De Heer gaat helemaal niet op het voorbeeld in, maar zegt hun ronduit dat ze dwalen. Hij vertelt hun ook de oorzaak van hun dwaling en die is dat ze de Schriften niet kennen en dat ze ook de kracht van God niet kennen. Ondanks al hun aanmatiging dat ze verstandige, ontwikkelde, wetenschappelijk aangelegde mensen zijn, geven ze blijk van hun onwetendheid betreffende de Schriften. Wie de Schrift niet kent, dwaalt altijd en heeft er ook geen idee van waartoe de kracht van God in staat is.

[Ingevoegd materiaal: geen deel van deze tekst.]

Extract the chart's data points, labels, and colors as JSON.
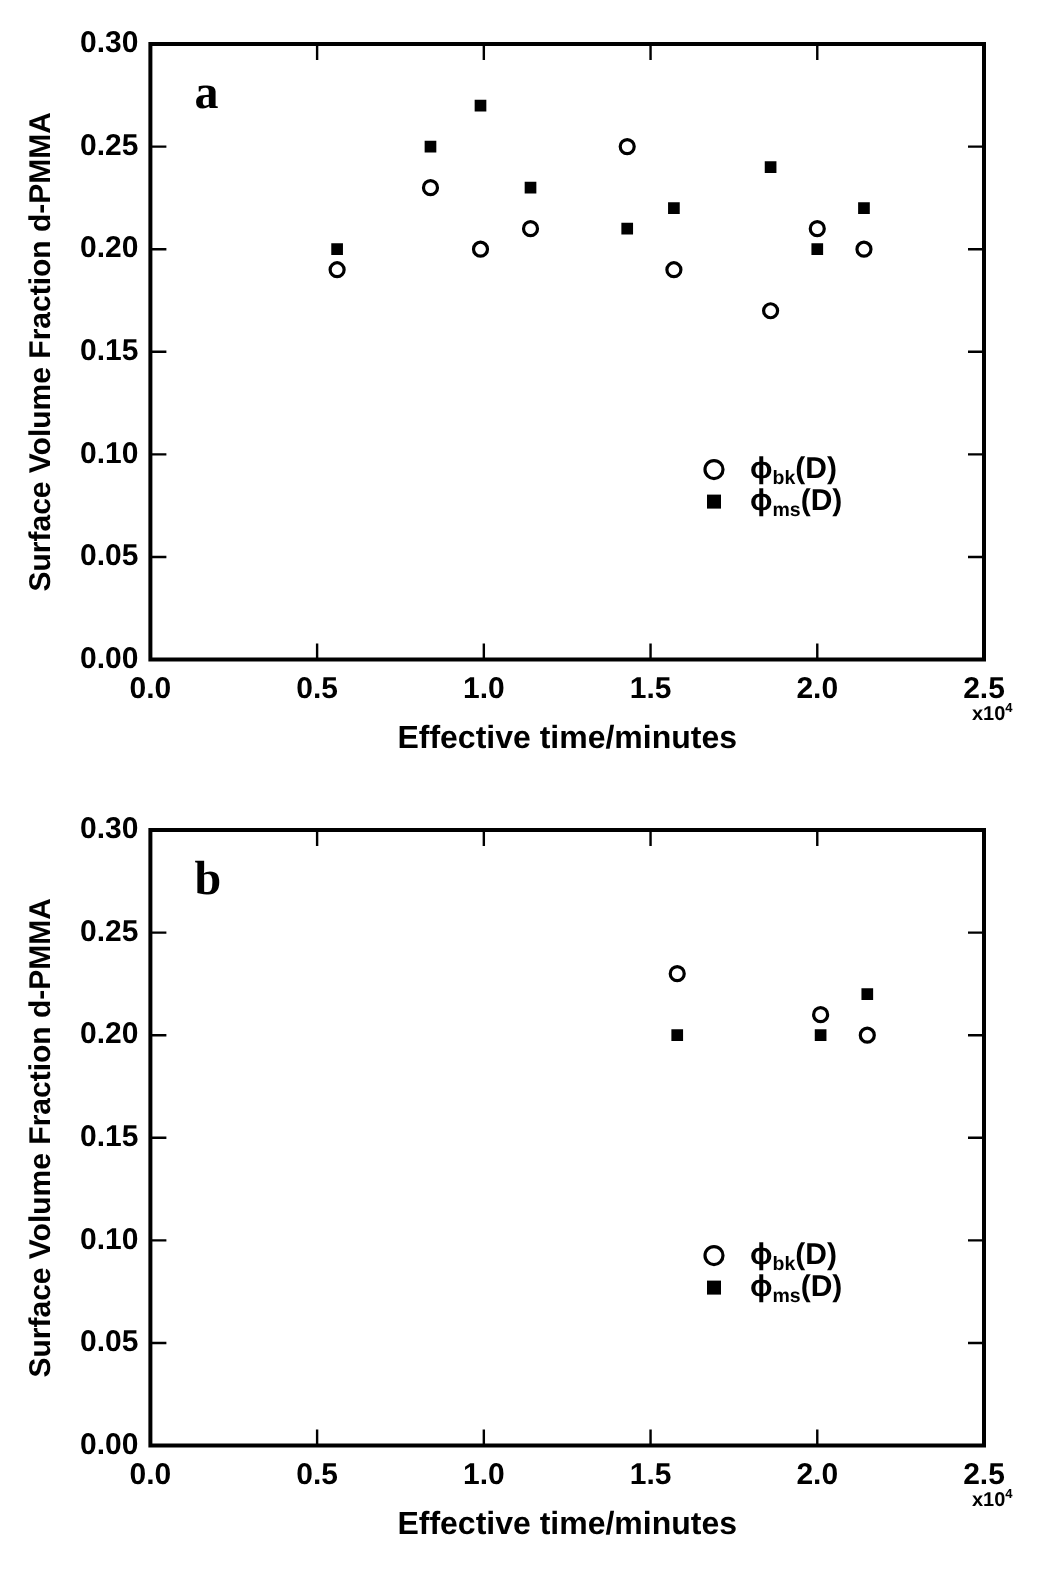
{
  "chart_data": [
    {
      "type": "scatter",
      "title": "a",
      "xlabel": "Effective time/minutes",
      "ylabel": "Surface Volume Fraction d-PMMA",
      "xlim": [
        0,
        2.5
      ],
      "ylim": [
        0,
        0.3
      ],
      "xticks": [
        {
          "value": 0,
          "label": "0.0"
        },
        {
          "value": 0.5,
          "label": "0.5"
        },
        {
          "value": 1,
          "label": "1.0"
        },
        {
          "value": 1.5,
          "label": "1.5"
        },
        {
          "value": 2,
          "label": "2.0"
        },
        {
          "value": 2.5,
          "label": "2.5"
        }
      ],
      "yticks": [
        {
          "value": 0,
          "label": "0.00"
        },
        {
          "value": 0.05,
          "label": "0.05"
        },
        {
          "value": 0.1,
          "label": "0.10"
        },
        {
          "value": 0.15,
          "label": "0.15"
        },
        {
          "value": 0.2,
          "label": "0.20"
        },
        {
          "value": 0.25,
          "label": "0.25"
        },
        {
          "value": 0.3,
          "label": "0.30"
        }
      ],
      "annotations": [
        "x10$^{4}$"
      ],
      "legend": "bottom right",
      "grid": false,
      "series": [
        {
          "name": "ϕ$_{bk}$(D)",
          "color": "#000000",
          "marker": "circle",
          "x": [
            0.56,
            0.84,
            0.99,
            1.14,
            1.43,
            1.57,
            1.86,
            2.0,
            2.14
          ],
          "values": [
            0.19,
            0.23,
            0.2,
            0.21,
            0.25,
            0.19,
            0.17,
            0.21,
            0.2
          ]
        },
        {
          "name": "ϕ$_{ms}$(D)",
          "color": "#000000",
          "marker": "square",
          "x": [
            0.56,
            0.84,
            0.99,
            1.14,
            1.43,
            1.57,
            1.86,
            2.0,
            2.14
          ],
          "values": [
            0.2,
            0.25,
            0.27,
            0.23,
            0.21,
            0.22,
            0.24,
            0.2,
            0.22
          ]
        }
      ]
    },
    {
      "type": "scatter",
      "title": "b",
      "xlabel": "Effective time/minutes",
      "ylabel": "Surface Volume Fraction d-PMMA",
      "xlim": [
        0,
        2.5
      ],
      "ylim": [
        0,
        0.3
      ],
      "xticks": [
        {
          "value": 0,
          "label": "0.0"
        },
        {
          "value": 0.5,
          "label": "0.5"
        },
        {
          "value": 1,
          "label": "1.0"
        },
        {
          "value": 1.5,
          "label": "1.5"
        },
        {
          "value": 2,
          "label": "2.0"
        },
        {
          "value": 2.5,
          "label": "2.5"
        }
      ],
      "yticks": [
        {
          "value": 0,
          "label": "0.00"
        },
        {
          "value": 0.05,
          "label": "0.05"
        },
        {
          "value": 0.1,
          "label": "0.10"
        },
        {
          "value": 0.15,
          "label": "0.15"
        },
        {
          "value": 0.2,
          "label": "0.20"
        },
        {
          "value": 0.25,
          "label": "0.25"
        },
        {
          "value": 0.3,
          "label": "0.30"
        }
      ],
      "annotations": [
        "x10$^{4}$"
      ],
      "legend": "bottom right",
      "grid": false,
      "series": [
        {
          "name": "ϕ$_{bk}$(D)",
          "color": "#000000",
          "marker": "circle",
          "x": [
            1.58,
            2.01,
            2.15
          ],
          "values": [
            0.23,
            0.21,
            0.2
          ]
        },
        {
          "name": "ϕ$_{ms}$(D)",
          "color": "#000000",
          "marker": "square",
          "x": [
            1.58,
            2.01,
            2.15
          ],
          "values": [
            0.2,
            0.2,
            0.22
          ]
        }
      ]
    }
  ]
}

De Heer vertelt hun hoe het in de opstanding is. Het antwoord is dat de vrouw in de opstanding van niemand zal zijn, want er bestaat in de opstanding niet iets dergelijks als een voortzetting of hervatting van aardse banden. In de opstanding zijn de gelovigen niet meer stoffelijk, maar hemels, zoals de engelen, en hebben ze een zuiver geestelijk bestaan. Engelen kennen geen geslachtelijke omgang, want dat hoort bij een lichamelijk, aards bestaan. Engelen nemen dan ook niet in aantal toe. De kenmerken van de engelen zijn van toepassing op de geestelijke familiebanden in de hemel. Er is volkomen Goddelijke liefde, niet beperkt tot een enkele persoon, maar tot alle kinderen van God.

Daarnaast zouden ze, als ze goed zouden lezen, uit het boek Exodus weten dat doden worden opgewekt. De Heer citeert uit de boeken van Mozes omdat deze boeken het meest in tel zijn bij deze vrijzinnige, rationele partij. God is de God van ieder van de aartsvaders persoonlijk: Hij is ”de God van Abraham en de God van Izaäk en de God van Jakob”. Daarom staat Zijn Naam vóór ieder van hen afzonderlijk. Hij heeft het land aan hen persoonlijk beloofd, niet alleen aan hun nakomelingen. Ze zullen moeten opstaan om het aan henzelf beloofde land persoonlijk te bezitten. Het is onmogelijk dat de belofte die Hij hun heeft gedaan, niet door Hem wordt vervuld.

Abraham, Izaäk en Jakob zijn allang gestorven als God dit tegen Mozes zegt. Toch zegt God niet ‘Ik was de God van …’, maar “Ik ben de God van …” Zij zijn ten tijde van Mozes voor Hem niet dood, maar levend, want God staat niet in verbinding met doden, maar met levenden. Hij is de God van de levenden. De Heer onderstreept nog eens hoe erg zij wel dwalen.